Monday 22 August 2011

It's Festival Season!


It’s festival season! The Muslim festival of Ramadan will culminate in Eid very soon, and today was the Hindu festival of Janmashtami, or also Dahihandi (I think that’s how one might spell it)—a celebration of the Lord Krishna. Apparently, when he was a baby, he loved butter so much that he used to climb into the container. Either he was a tiny baby, or that was a vat of lard. Or maybe he’s just Krishna.

The general scene.
Janmashtami: think city wide treasure hunt extreme sport style. There are 4 key elements: the pot, the neighborhood, the team, and the prize. The pot is the treasure—a clay pot containing milk and spices hung high above the street in the number two element: the neighborhood. The area is decorated with marigolds and traditional motifs—the upscale neighborhoods might even have a stage, lights, a sound system, and a crane to hang it on. For whom?
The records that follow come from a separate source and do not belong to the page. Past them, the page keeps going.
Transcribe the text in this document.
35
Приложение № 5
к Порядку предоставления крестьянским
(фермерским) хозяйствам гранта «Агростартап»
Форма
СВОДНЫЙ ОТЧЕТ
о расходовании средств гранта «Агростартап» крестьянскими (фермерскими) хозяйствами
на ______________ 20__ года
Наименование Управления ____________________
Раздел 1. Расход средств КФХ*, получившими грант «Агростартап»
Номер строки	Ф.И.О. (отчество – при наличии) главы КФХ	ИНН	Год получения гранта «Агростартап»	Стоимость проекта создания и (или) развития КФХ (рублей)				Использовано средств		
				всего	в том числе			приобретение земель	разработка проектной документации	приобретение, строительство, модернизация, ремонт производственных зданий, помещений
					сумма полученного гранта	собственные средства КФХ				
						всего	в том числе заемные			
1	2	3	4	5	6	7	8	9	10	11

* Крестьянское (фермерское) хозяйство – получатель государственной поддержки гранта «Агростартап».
For the third element, the team. Teams are comprised of 25-50 people, mostly males, who proceed to ride around in buses or trucks to these different neighborhoods and form human pyramids 10 people high to reach this pot in hopes of breaking it. Teams from the nearby states even come to Mumbai to participate. I fibbed a little when I said the clay pot was the treasure being hunted. The real treasure is the cash prize (element number 4) a team receives for breaking it. The neighborhoods collect donations as a celebration of Krishna and then turn it into the prize for being the first team to break the pot.

A team gets ready to rumble! (orange shirts)
I happened to be outside when the pot in my neighborhood was broken—oh boy. A bunch of trucks pulled up and these guys clambered out. I looked away for a minute, which almost turned out to be a mistake because when I looked back they had already assembled half the distance necessary to get to the pot. (Because of the weight factor, it is usually a child that climbs to the top. The few girls I saw participate were doing that job.) Within minutes, they had broken through the clay, sending milk showering down on everyone holding them up. The crowd went wild! And then disappeared. It was almost comical how quickly it dispersed.

Starting the pyramid-the pot is hiding in the marigold garlands.
Janmashtami is extremely dangerous. Several people die or are paralyzed yearly. And yet it remains a very popular event. This year a good 200+ were sent to hospitals in the region, but only 80 needed to be hospitalized. Apparently, that makes this a pretty good year. Ajay and I went around to a few other sites, but since they had been broken already, we just saw the aftermath, which was almost as interesting.


Up, Up and Away
I'm standing on the light platform of the Dahisar  (E)  site, post pot breakage.